Few things are as heartbreaking as learning that someone took advantage of your elderly loved one and scammed them out of their money and/or personal information. An unfortunate reality of the modern age is that our tech devices may be secure, but scammers can still use social engineering to trick users out of their sensitive information. Oftentimes, scammers will target the elderly because on average, they are not as aware of the various online scamming methods so they are seen as more vulnerable targets. The popularity of these “senior scams” are on the rise so the big questions are: how do I help my loved one who was a victim of a scam and how do I prevent them from getting scammed again in the future?
How do I help my elderly loved one who was a victim of a scam?
If you believe an elderly loved one is the victim of a senior scam, the first thing you should do is show them support. Getting scammed can make a person feel aggravated, disheartened, and even embarrassed so it is important to remember that this person is a victim and they did not do anything to be ashamed about. It is possible that the senior victim has lost enough money to the point that they may become dependent on children, grandchildren, or other relatives to get by. If you cannot support them financially, make attempts to be there for them socially and morally as a person they can talk to and rely on. The next step is to alert your loved one’s bank about any suspicious activity linked to their accounts. With enough evidence of fraudulent activity and your cooperation with the bank’s professionals, it is possible that your loved one will be reimbursed for any money that was taken as a result of a scam.
How do I prevent myself/my loved one from getting scammed in the future?
The best way to protect your loved one and yourself from future scams is prevention through education. If you both know what to look out for when it comes to these senior scams then you are less likely to be a victim of similar scams in the future. Listed below are some of the more popular scamming methods that target senior citizens nowadays:
- Sweepstakes and lottery scams – scammers will notify a target through an email, text, or voicemail that they just won a sweepstakes or lottery and they trick that person into giving them money by asking the supposed winner to pay up front for “processing fees” or to “verify their payment information.” These are fake sweepstakes and lotteries and no prize will get delivered no matter how many times the scammers notify you that the prize is “arriving soon.”
- Government impersonation scams – scammers often defraud their victims by pretending to be legitimate government institutions like the IRS, the Social Security Administration, or Medicare. It is understandable that senior citizens would comply with these scams when they believe it is actually the government requesting their payment or information. Educate your elderly loved one that it is possible for scammers to impersonate government institutions so they should double check the content and source of these suspicious messages. When in doubt, seniors should reach out to the organizations directly by finding their customer support email or phone number on their professional website and NOT from the supposed “contact info” listed on the suspicious message. Nowadays, governments recognize scammers will impersonate their organizations so a lot of legitimate messages from these organizations will include a reminder along the lines of “WE WILL NEVER ASK YOU FOR YOUR PASSWORD.”
- Tech support scams – scammers take advantage of the fact that on average, senior citizens are less tech savvy than the younger generations so seniors are more likely to place their full trust in someone who claims they can help them with their computer or smartphone issues. This is where the social engineering comes into play: scammers will pretend to be tech support and can even stay on the phone with a senior citizen for hours to build trust before they pull the rug out from underneath them and take away their victim’s money, login information, or even both before altering the credentials so the senior can no longer access their accounts. Big technology companies recognize this issue so their legitimate customer support methods will come with multiple reminders of their own like “WE WILL NEVER ASK YOU FOR YOUR PASSWORD” and recommendations to use two-factor authentication. If possible, try to use two-factor authentication for sensitive accounts so scammers cannot hack accounts if they manage to steal some of the login information.
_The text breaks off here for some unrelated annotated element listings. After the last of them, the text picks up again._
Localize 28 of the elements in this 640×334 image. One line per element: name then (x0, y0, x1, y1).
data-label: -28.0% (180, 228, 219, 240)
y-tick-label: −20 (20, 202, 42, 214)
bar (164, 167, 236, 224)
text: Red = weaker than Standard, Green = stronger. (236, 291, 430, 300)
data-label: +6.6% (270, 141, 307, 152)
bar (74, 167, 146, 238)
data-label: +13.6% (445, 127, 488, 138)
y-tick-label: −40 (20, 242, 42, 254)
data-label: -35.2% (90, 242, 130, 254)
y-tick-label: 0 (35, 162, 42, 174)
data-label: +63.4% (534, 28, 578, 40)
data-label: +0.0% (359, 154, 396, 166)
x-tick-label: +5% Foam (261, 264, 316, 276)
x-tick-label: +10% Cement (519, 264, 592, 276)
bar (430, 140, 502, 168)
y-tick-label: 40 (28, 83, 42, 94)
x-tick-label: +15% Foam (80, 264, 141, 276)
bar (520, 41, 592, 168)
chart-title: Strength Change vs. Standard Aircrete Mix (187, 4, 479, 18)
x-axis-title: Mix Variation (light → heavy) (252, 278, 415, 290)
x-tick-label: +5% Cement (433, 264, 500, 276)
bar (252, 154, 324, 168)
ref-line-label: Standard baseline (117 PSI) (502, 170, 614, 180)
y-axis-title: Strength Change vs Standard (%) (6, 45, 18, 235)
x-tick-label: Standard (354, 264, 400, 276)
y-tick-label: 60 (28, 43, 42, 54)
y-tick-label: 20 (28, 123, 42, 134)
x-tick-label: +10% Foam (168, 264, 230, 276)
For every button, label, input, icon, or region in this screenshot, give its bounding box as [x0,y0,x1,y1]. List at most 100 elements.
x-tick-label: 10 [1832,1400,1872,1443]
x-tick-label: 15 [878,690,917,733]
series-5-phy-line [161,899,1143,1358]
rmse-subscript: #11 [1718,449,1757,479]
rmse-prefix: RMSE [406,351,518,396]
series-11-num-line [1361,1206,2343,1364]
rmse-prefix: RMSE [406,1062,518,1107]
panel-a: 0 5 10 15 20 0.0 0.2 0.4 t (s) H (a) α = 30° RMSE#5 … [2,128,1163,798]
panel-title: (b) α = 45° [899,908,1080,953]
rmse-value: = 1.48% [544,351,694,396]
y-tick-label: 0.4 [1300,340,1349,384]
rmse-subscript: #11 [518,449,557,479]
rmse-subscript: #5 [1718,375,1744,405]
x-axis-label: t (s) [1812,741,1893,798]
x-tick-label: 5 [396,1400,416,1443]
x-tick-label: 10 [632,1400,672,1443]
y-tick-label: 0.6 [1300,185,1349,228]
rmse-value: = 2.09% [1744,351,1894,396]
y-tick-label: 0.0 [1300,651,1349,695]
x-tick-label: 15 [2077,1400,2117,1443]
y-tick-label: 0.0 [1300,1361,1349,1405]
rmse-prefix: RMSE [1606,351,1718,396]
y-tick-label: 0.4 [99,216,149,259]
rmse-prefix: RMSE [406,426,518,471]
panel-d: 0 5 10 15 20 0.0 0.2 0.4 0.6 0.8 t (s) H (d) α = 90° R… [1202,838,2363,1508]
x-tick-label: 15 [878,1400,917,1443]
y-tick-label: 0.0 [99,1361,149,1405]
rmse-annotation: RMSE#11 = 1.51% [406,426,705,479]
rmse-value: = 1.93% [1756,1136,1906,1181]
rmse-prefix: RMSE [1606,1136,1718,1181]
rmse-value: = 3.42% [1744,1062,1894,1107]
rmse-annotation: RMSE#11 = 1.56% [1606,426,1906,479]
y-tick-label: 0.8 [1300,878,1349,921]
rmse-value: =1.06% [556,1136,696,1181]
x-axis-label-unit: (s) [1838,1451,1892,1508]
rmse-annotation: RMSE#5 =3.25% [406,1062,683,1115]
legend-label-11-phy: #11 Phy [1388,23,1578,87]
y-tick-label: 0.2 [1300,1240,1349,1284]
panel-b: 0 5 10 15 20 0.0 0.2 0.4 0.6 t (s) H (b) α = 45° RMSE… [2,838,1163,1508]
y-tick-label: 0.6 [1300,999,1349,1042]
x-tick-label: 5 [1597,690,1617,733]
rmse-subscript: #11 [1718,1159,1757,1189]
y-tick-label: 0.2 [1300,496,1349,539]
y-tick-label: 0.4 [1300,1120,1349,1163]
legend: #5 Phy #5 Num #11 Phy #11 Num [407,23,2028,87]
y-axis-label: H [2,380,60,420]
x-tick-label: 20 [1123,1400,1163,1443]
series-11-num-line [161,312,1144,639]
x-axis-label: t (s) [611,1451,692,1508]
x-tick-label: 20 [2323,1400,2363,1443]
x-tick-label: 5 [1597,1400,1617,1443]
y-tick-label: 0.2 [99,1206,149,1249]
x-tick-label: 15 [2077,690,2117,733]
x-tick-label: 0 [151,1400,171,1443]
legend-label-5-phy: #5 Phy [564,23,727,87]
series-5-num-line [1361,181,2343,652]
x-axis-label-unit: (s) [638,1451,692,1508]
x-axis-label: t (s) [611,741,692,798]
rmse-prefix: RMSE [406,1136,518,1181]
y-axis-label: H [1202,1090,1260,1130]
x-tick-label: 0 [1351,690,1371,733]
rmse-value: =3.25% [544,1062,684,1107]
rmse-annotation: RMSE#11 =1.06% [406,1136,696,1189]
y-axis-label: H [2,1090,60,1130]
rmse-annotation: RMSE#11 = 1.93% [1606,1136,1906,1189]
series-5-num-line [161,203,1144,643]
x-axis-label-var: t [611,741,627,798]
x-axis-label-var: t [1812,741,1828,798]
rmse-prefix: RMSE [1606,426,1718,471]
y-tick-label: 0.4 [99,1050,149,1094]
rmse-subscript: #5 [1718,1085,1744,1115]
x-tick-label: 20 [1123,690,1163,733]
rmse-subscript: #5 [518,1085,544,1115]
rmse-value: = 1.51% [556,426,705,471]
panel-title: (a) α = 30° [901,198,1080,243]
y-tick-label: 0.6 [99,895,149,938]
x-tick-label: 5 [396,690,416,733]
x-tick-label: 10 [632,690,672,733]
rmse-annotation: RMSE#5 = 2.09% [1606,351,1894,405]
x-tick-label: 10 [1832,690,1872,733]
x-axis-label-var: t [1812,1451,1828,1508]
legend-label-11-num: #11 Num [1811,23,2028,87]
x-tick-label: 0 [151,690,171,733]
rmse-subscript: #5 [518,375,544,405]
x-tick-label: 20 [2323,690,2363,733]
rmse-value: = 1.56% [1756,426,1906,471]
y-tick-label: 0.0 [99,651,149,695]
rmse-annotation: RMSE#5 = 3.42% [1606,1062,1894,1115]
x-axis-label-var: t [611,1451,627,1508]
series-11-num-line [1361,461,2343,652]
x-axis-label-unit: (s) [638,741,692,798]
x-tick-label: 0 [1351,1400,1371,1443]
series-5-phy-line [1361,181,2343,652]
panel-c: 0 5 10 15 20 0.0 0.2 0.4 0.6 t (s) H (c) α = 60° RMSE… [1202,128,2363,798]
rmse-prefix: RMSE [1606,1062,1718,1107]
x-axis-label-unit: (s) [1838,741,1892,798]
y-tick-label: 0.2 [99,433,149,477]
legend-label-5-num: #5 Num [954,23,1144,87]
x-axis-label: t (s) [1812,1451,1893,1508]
Methods to scam the elderly are constantly evolving but the most important thing to remember is that the best protection is prevention. If your elderly loved one gets in the habit of verifying any online notification they get for legitimacy, then they will stop a lot of potential scammers in their tracks before they even get started. If you come across a senior scam, be sure to spread the word to any seniors in your inner circle and beyond so they too can equip themselves with knowledge and best practices to make their online experiences more enjoyable and scam-free.